With the initramfs built, we can also write a new grub config to resolve the boot issue:

$ grub2-mkconfig -o /boot/grub2/grub.cfg

And reboot, letting it boot from the internal drive instead of the USB this time.

Data transfer

This isn’t the first time this machine has flaked out, so I want to migrate data off of it preventatively. I need to transfer several TBs of data across my LAN, with some individual files in the 10s of GB range each. There are several tools available for this (I like the looks of croc, but don’t want to use a public relay server and I don’t want to learn how to configure a private one right now).
I’m going to use rsync in pull mode to transfer my data. This is also known as “daemonized” or “remote-source” rsync. I’m also going to leverage screen to be able to detach from the rsync session while leaving it running in the background.


On the source machine, we need to create an rsync config in /etc/rsyncd.conf

[data] # name your rsync server share
    path = /path/to/data # path to data for rsync to share
    read only = yes # don't let rsync write to the share
    timeout = 30

and then start the rsync daemon with:

$ rsync -D

On the destination machine, I’m going to run rsync in a screen so I can detach from it without killing the transfer, and reattach to check the progress. I’ll create a screen session name “rsync” with:

$ screen -S rsync

This drops me right in to the screen session. The screen incantations I’ll be using from within screen to detach, create, and move around are:

Keys Effect
<Ctrl-A>+d Detach
<Ctrl-A>+c Create new nested screen
<Ctrl-A>+n Move to next screen

And the screen flags to find and reattach to a session are:

Command Effect
$ screen -ls List sessions
$ screen -r name Reattach to screen name “name”

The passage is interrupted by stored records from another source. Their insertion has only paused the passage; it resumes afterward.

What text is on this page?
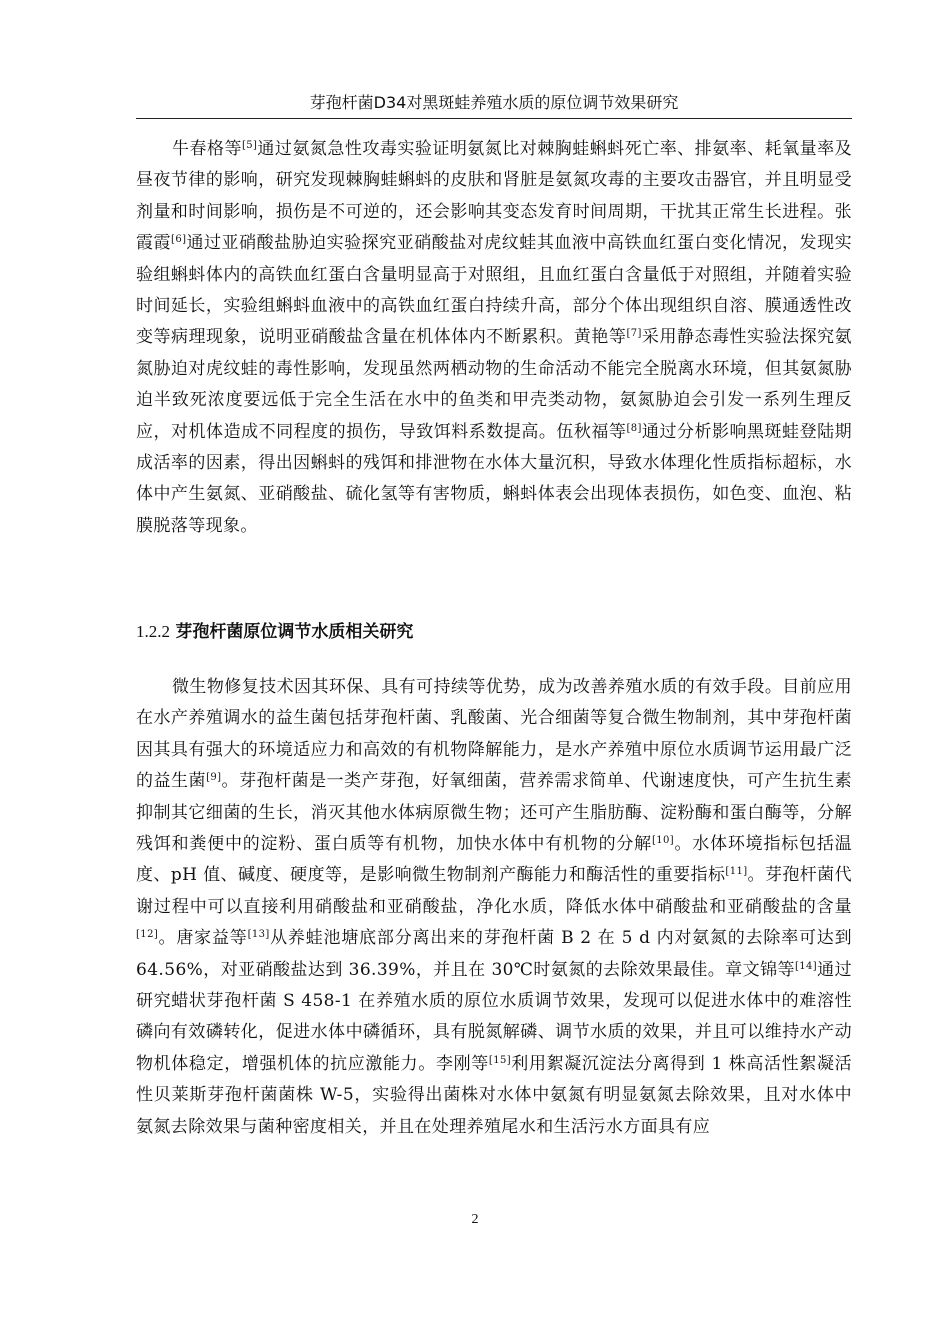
芽孢杆菌D34对黑斑蛙养殖水质的原位调节效果研究

牛春格等[5]通过氨氮急性攻毒实验证明氨氮比对棘胸蛙蝌蚪死亡率、排氨率、耗氧量率及昼夜节律的影响，研究发现棘胸蛙蝌蚪的皮肤和肾脏是氨氮攻毒的主要攻击器官，并且明显受剂量和时间影响，损伤是不可逆的，还会影响其变态发育时间周期，干扰其正常生长进程。张霞霞[6]通过亚硝酸盐胁迫实验探究亚硝酸盐对虎纹蛙其血液中高铁血红蛋白变化情况，发现实验组蝌蚪体内的高铁血红蛋白含量明显高于对照组，且血红蛋白含量低于对照组，并随着实验时间延长，实验组蝌蚪血液中的高铁血红蛋白持续升高，部分个体出现组织自溶、膜通透性改变等病理现象，说明亚硝酸盐含量在机体体内不断累积。黄艳等[7]采用静态毒性实验法探究氨氮胁迫对虎纹蛙的毒性影响，发现虽然两栖动物的生命活动不能完全脱离水环境，但其氨氮胁迫半致死浓度要远低于完全生活在水中的鱼类和甲壳类动物，氨氮胁迫会引发一系列生理反应，对机体造成不同程度的损伤，导致饵料系数提高。伍秋福等[8]通过分析影响黑斑蛙登陆期成活率的因素，得出因蝌蚪的残饵和排泄物在水体大量沉积，导致水体理化性质指标超标，水体中产生氨氮、亚硝酸盐、硫化氢等有害物质，蝌蚪体表会出现体表损伤，如色变、血泡、粘膜脱落等现象。

1.2.2 芽孢杆菌原位调节水质相关研究

微生物修复技术因其环保、具有可持续等优势，成为改善养殖水质的有效手段。目前应用在水产养殖调水的益生菌包括芽孢杆菌、乳酸菌、光合细菌等复合微生物制剂，其中芽孢杆菌因其具有强大的环境适应力和高效的有机物降解能力，是水产养殖中原位水质调节运用最广泛的益生菌[9]。芽孢杆菌是一类产芽孢，好氧细菌，营养需求简单、代谢速度快，可产生抗生素抑制其它细菌的生长，消灭其他水体病原微生物；还可产生脂肪酶、淀粉酶和蛋白酶等，分解残饵和粪便中的淀粉、蛋白质等有机物，加快水体中有机物的分解[10]。水体环境指标包括温度、pH 值、碱度、硬度等，是影响微生物制剂产酶能力和酶活性的重要指标[11]。芽孢杆菌代谢过程中可以直接利用硝酸盐和亚硝酸盐，净化水质，降低水体中硝酸盐和亚硝酸盐的含量[12]。唐家益等[13]从养蛙池塘底部分离出来的芽孢杆菌 B 2 在 5 d 内对氨氮的去除率可达到 64.56%，对亚硝酸盐达到 36.39%，并且在 30℃时氨氮的去除效果最佳。章文锦等[14]通过研究蜡状芽孢杆菌 S 458-1 在养殖水质的原位水质调节效果，发现可以促进水体中的难溶性磷向有效磷转化，促进水体中磷循环，具有脱氮解磷、调节水质的效果，并且可以维持水产动物机体稳定，增强机体的抗应激能力。李刚等[15]利用絮凝沉淀法分离得到 1 株高活性絮凝活性贝莱斯芽孢杆菌菌株 W-5，实验得出菌株对水体中氨氮有明显氨氮去除效果，且对水体中氨氮去除效果与菌种密度相关，并且在处理养殖尾水和生活污水方面具有应

2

With the rsync daemon running on the recovered machine, serving “data”, we can run rsync on the destination machine in “remote-source” mode. I’m copying the files on to my ZFS pool:

$ rsync -avhzP --inplace 192.168.0.200::src/files /recovered/files

Rsync should be logging the transfer status to stdout in the terminal, showing us how things are going. Note, rsync is serial (un-parallelized), so I created a next screen and ran iftop and htop just to see if it was saturating my network or CPU (it was neither), checked the same thing on the source machine (neither), and then started a second, parallel sync of another directory (::media/movies) to take advantage of my gig LAN, fast disk, and multicore CPUs. Repeat as needed - aim to fully saturate the network - and parallize up to 1.5X the number of threads in the system before rsync will start getting CPU bound. I’m able to read data reasonably fast due my drive array being RAID10, but unstriped data reads slower and could bottleneck on disk I/O before saturating either network or CPU. If adding an rsync process doesn’t increase either of CPU or network usage you’ve probably maxed out your disks.